“Of course. We’ve known each other for years. We’re not very sentimental about it, but then for my part I distrust all that profoundly. It isn’t what you want nowadays; good solid esteem is the only thing to build on.”

Tony spoke with an air of deep experience. Maradick, with the thought of his own failure in his mind, wondered whether, after all, that were not the right way of looking at it. It had not been his way, fifteen years before; he had been the true impetuous lover, and now he reaped his harvest. Oh! these considering and careful young men and girls of the new generation were learning their lesson, and yet, in spite of it all, marriage turned out as many failures as ever. But this remark of the boy’s had been little in agreement with the rest of him; he had been romantic, impetuous, and very, very young, and this serious and rather cynical doctrine of “good solid esteem” was out of keeping with the rest of him.

“I wonder if you mean that,” he said, looking sharply at Tony.

“Of course. I’ve thought a great deal about marriage, in our set especially. One sees fellows marrying every day, either because they’re told to, or because they’re told not to, and both ways are bad. Of course I’ve fancied I was in love once or twice, but it’s always passed off. Supposing I’d married one of those girls, what would have come of it? Disaster, naturally. So now I’m wiser.”

“Don’t you be too sure. It’s that wisdom that’s so dangerous. The Fates, or whatever they are, always choose the cocksure moment for upsetting the certainty.
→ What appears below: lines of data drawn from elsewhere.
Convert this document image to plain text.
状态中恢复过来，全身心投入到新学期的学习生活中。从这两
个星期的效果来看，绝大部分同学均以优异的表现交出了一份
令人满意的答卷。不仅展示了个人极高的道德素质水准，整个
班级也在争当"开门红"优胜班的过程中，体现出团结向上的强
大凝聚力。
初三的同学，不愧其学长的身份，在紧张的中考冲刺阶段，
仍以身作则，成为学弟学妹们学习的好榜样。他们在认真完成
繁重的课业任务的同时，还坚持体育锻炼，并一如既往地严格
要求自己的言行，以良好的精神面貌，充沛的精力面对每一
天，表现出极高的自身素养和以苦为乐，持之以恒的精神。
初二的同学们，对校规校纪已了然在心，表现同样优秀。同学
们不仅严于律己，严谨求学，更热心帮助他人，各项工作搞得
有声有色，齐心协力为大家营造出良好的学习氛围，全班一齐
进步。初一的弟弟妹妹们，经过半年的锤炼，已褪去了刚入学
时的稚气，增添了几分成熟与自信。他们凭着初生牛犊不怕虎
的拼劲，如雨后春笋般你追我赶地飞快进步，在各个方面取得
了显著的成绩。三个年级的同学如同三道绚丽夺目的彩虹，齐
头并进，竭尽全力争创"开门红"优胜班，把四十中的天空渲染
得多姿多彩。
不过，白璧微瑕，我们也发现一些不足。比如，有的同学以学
I shouldn’t wonder if you change your views before you’re much older. You’re not the sort of chap, if you’ll pardon my saying so, to do those things so philosophically. And then, there’s something in the air of this place——”

Tony didn’t reply. He was wondering whether, after all, he was quite so cocksure. He had been telling himself for the last month that it was best, from every point of view, that he should marry Miss Du Cane; his people, his future, his certainty of the safety of it, all urged him, and yet—and yet . . . His mother’s words came back to him. “Tony, don’t marry anybody unless you are quite certain that it is the only person. Don’t let anything else influence you. Marriage with the wrong person is . . .”

And then, in a moment, the fair was upon them. It had just struck eleven and the excitement seemed at its height. The market-place was very French in its neatness, and a certain gathering together of all the life, spiritual and corporate, of the town; the church, Norman, and of some historical interest, filled the right side of the square. Close at its side, and squeezed between its grey walls and the solemn dignity of the Town Hall, was a tall rectangular tower crowded with little slits of windows and curious iron bars that jutted out into the air like pointing fingers.

There was something rather pathetically dignified about it; it protested against its modern neglect and desertion. You felt that it had, in an earlier day, known brave times. Now the ground floor was used by a fruiterer; apples and plums, cherries and pears were bought and sold, and the Count’s Tower was Harding’s shop.

There were several other houses in the Square that told the same tale, houses with fantastic bow-windows and little pepper-pot doors, tiny balconies and quaintly carved figures that stared at you from hidden corners; houses that were once the height of fashion now hid themselves timidly from the real magnificence of the Town Hall. Their day was over, and perhaps their very life was threatened. The Town Hall, with its dinners and its balls and its speeches, need fear no rivalry.

But to-night the Town Hall was pushed aside and counted for nothing at all. It was the one occasion of the year on which it was of no importance, and the old, despised tower was far more in keeping with the hour and the scene.